Search syntax and guidelines
Search input:
- Enter exact table or view names (for example, T000, T001, T002).
- Use wildcards to broaden your search (for example, T00*, *BAK).
- Combine exact names and wildcards in the same search (for example, VBAK, T00*, DD0*).
Formatting rules:
- Separate multiple search terms with commas. Spaces are optional and ignored.
- Each search term must contain at least three alphanumeric characters.
- Allowed special characters: *, ?, _, -, ., /.
Search results:
- Search returns matching tables or views, sorted alphabetically.
Select tables you want to sync and click Save & Continue. Fivetran takes you to the connection's Status tab.
(Optional) Choose the sync mode per table. On the Schema tab, the Sync mode column defaults to Soft delete mode. Leave it as is or switch individual tables to the History mode.
- Soft delete mode: Fivetran marks records as deleted in the destination when they are deleted in the source. This mode requires less storage in your destination and is suitable for most use cases.
- History mode: Fivetran retains all historical changes, including deletions, by adding metadata columns to track changes over time. This mode is useful for auditing and compliance purposes but requires more storage in your destination.
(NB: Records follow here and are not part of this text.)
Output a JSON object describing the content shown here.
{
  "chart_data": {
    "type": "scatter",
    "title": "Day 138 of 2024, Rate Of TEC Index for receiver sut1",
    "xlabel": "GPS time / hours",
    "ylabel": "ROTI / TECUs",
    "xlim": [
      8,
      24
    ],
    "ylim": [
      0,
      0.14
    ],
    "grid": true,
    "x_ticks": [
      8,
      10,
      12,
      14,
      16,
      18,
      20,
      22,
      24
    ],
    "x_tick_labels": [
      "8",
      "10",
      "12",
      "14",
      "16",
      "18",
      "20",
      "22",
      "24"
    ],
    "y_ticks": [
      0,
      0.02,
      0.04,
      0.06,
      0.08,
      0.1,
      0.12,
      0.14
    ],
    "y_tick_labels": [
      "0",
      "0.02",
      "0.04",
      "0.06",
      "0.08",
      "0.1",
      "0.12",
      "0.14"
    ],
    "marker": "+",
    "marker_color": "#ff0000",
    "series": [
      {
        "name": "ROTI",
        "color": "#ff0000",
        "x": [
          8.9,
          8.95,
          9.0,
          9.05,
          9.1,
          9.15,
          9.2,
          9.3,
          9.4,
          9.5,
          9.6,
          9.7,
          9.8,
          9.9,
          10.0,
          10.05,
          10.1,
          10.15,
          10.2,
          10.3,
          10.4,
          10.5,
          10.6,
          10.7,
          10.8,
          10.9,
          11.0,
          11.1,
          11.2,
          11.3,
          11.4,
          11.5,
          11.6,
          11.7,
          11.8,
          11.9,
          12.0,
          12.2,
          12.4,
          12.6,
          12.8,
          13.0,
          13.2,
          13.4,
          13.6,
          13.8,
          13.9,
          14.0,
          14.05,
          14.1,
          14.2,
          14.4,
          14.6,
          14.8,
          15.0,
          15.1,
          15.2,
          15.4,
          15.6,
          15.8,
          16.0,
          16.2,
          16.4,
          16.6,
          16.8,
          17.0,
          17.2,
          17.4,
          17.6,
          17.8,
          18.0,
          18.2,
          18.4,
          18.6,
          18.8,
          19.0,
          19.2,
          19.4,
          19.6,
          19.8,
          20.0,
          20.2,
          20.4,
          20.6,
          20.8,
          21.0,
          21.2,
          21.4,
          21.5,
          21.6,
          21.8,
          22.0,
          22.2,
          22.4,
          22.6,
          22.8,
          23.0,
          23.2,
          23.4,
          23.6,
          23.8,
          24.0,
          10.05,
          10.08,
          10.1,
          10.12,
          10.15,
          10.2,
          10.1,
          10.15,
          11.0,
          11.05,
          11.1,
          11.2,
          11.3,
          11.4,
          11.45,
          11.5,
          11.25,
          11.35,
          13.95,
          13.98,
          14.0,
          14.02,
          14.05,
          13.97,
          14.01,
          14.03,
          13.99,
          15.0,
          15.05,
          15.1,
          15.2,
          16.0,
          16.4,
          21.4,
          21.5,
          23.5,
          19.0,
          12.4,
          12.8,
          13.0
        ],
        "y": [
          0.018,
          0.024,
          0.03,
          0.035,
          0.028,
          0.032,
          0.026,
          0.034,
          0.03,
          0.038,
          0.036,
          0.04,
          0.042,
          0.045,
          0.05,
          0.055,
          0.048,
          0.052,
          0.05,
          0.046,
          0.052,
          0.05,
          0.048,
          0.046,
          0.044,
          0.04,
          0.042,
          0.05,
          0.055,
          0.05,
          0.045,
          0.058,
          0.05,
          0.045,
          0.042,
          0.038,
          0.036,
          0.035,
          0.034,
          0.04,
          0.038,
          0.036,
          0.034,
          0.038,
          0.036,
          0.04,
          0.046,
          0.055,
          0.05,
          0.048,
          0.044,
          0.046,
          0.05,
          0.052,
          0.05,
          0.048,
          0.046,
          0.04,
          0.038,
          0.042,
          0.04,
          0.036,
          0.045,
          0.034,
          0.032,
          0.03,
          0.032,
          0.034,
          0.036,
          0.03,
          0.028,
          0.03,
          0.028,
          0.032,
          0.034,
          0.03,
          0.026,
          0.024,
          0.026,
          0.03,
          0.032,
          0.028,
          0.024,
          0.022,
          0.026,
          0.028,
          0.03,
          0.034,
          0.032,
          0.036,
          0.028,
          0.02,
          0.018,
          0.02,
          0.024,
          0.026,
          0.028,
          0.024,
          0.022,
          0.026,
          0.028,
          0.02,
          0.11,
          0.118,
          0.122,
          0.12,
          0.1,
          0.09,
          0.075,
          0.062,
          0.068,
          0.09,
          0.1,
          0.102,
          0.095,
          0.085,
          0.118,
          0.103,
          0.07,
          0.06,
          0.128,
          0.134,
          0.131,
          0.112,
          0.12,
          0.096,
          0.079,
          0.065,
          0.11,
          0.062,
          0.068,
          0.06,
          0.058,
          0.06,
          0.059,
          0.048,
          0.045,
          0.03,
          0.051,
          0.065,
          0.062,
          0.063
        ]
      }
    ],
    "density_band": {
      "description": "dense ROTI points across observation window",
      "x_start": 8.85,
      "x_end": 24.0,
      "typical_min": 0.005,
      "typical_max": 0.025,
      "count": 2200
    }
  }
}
You can't pick sync mode for views and row-store tables, they are synced in Live mode only.
For more information about the sync modes in the SAP ERP on HANA connector, see our Updating data documentation.
(Optional) Add row filters to replicate only the rows you need. Filters are defined per table. For steps on how to add filters, as well as supported operators and data types, see our Row Filtering documentation.
To begin replication, open the Status tab and click Start initial sync.